Employes at the Department of Energy and the soon to be abolished Community Services Administration have filed independent court actions alleging that their agencies are improperly conducting reductions-in-force (RIFs) to comply with Reagan administration budget cuts.
CSA employes, all 950 of whom are scheduled to lose their jobs on Sept. 30, will have a hearing today in federal District Court on their request for a temporary restraining order to halt the RIFs. The National Council of CSA Locals, the American Federation of Government Employes affiliate that filed the suit, contends the CSA employes and their antipoverty functions should be transferred to the Department of Health and Human Services before any personnel reductions are carried out.
A union spokesman said yesterday that legislation abolishing CSA stipulated that its programs should continue for the coming year until new antipoverty duties are assumed at the state level. Transfer to HHS would give CSA employes a chance to compete for existing jobs there.
At the Energy Department, where 971 employes are expected to lose jobs by Sept. 25, employes at the Economic Regulatory Administration have asked a federal judge for an injunction against RIFs at that office. The National Treasury Employes Union, which represents DOE workers, contends any lay-offs set for Sept. 25 would hamper enforcement of regulations against overcharges by oil and gas companies. The agency declined to comment on the suit.
The issue of Energy Department RIFs and how they are being conducted surfaced at a House subcommittee hearing yesterday, as several congressmen queried Energy officials about how the staff reductions would affect energy conservation programs. Panel members also expressed concern that some employes have not received separation notices even though they are only eight days away from termination.
DOE's personnel chief, J. Merle Schulman, and Dr. Robert San Martin, representing DOE's Office of Conservation and Renewable Energy, assured the Subcommittee on Energy Development and Applications that the RIFs were being conducted in compliance with federal requirements.
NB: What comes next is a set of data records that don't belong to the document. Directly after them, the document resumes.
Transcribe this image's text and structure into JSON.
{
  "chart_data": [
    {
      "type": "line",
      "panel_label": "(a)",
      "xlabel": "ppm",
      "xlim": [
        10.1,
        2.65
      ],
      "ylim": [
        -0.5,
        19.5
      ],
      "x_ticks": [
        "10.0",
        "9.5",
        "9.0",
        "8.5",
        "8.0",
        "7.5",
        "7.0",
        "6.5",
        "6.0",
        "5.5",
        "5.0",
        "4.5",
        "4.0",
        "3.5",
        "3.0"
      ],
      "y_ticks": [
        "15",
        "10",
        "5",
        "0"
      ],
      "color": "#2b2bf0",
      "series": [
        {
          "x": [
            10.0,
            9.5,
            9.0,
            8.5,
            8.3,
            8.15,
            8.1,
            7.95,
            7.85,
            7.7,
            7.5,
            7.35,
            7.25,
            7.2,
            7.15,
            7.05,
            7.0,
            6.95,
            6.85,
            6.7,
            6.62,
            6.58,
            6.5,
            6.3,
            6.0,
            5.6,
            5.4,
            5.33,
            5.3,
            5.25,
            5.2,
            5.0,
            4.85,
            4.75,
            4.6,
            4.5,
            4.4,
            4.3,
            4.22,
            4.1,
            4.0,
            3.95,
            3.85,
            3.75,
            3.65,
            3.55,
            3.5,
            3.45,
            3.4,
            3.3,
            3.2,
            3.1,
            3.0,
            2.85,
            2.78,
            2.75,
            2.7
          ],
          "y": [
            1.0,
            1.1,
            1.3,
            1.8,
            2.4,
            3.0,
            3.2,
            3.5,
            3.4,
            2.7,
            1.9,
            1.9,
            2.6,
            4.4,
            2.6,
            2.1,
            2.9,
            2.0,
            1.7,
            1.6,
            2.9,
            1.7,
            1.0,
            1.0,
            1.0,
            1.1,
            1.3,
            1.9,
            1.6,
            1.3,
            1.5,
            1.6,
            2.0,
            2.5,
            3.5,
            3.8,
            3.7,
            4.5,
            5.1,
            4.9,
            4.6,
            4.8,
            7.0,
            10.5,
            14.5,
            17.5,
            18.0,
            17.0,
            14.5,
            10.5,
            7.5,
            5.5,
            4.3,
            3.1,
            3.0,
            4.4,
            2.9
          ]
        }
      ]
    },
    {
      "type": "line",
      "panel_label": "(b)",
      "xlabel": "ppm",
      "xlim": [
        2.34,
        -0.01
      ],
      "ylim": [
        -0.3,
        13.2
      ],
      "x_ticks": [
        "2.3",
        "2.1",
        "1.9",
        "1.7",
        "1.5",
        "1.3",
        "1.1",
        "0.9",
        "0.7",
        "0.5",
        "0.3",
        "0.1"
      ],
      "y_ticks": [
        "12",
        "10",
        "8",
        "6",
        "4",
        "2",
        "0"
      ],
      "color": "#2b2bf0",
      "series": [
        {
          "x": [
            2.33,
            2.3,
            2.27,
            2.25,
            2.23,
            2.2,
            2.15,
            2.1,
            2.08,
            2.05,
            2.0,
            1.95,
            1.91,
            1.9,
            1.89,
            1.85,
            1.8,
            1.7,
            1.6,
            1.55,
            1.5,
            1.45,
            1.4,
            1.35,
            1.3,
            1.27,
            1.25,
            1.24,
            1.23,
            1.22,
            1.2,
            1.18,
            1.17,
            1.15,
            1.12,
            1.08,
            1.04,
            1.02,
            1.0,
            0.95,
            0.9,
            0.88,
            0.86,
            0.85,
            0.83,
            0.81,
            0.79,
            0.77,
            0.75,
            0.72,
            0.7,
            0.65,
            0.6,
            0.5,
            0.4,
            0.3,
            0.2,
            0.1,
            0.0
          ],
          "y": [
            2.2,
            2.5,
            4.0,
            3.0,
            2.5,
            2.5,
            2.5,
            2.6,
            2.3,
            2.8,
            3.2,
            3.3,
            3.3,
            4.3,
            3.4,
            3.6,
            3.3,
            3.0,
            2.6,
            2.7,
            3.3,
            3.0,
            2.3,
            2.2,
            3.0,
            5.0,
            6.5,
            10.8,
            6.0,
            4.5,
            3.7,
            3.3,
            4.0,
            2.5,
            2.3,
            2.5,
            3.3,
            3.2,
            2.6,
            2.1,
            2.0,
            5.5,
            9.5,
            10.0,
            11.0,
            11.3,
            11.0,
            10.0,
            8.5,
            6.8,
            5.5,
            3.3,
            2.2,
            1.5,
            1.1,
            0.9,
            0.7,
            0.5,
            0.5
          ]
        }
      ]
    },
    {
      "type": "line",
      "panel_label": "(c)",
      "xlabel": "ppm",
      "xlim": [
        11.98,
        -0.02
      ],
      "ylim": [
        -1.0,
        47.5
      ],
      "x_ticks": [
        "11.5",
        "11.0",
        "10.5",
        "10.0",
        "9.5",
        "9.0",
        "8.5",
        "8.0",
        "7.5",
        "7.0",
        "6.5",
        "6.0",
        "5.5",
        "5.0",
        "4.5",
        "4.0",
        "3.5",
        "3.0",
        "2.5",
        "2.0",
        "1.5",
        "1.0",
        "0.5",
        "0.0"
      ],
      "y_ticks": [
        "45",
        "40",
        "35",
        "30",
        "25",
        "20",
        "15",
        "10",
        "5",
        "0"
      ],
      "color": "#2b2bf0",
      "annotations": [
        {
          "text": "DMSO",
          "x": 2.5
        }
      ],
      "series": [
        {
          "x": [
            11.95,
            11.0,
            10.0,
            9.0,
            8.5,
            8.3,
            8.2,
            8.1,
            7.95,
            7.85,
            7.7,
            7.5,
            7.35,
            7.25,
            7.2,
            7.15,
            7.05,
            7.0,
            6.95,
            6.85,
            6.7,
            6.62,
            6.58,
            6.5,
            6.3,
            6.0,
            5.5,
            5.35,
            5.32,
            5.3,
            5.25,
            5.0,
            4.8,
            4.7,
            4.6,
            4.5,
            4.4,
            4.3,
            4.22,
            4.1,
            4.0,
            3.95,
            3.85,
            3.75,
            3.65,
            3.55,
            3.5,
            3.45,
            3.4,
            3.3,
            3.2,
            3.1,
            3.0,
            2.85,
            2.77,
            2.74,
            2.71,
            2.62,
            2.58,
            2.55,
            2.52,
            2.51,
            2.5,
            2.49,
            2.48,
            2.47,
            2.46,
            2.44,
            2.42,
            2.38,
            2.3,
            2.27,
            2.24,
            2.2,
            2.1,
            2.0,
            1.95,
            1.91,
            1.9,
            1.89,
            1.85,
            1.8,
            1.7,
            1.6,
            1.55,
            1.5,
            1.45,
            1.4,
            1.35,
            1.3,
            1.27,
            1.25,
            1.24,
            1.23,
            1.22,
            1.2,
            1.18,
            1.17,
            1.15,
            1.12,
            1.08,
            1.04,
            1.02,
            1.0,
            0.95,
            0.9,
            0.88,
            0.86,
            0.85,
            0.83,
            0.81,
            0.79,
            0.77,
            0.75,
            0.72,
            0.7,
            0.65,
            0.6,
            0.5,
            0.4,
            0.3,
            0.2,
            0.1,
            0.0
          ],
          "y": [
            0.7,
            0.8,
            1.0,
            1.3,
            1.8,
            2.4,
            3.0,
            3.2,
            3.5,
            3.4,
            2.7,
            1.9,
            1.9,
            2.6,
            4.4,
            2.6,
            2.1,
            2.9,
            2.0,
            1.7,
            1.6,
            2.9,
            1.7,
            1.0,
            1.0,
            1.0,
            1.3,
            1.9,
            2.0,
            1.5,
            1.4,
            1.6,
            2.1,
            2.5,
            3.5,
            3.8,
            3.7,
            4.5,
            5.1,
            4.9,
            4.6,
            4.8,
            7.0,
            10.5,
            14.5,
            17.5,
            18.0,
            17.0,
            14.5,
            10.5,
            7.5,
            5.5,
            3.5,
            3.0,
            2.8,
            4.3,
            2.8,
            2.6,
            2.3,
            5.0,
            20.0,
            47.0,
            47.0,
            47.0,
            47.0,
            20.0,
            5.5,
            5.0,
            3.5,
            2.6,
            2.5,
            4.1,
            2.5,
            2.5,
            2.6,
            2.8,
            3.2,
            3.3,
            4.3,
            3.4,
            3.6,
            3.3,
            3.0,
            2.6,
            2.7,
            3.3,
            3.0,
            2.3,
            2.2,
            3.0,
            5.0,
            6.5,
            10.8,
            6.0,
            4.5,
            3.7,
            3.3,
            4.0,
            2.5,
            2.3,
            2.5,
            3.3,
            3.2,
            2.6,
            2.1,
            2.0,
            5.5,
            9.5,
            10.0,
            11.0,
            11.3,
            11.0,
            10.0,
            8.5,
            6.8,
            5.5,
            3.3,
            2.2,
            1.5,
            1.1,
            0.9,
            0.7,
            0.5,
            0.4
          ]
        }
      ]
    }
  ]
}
Schulman said uncertainty about final budget provisions had contributed to delays in RIF planning.
And, despite recurring speculation that the department will be abolished, the Energy officials said the agency expects to carry out conservation and other programs during the next fiscal year.
But Ron Bowes, a union shop steward and a grants program analyst at the agency, said afterward that DOE has relied "on mass re-organization and upheaval in hopes the attrition rate will be so high that the coming RIFs won't be as dramatic." Morale for those leaving and for those staying "couldn't be worse," he said.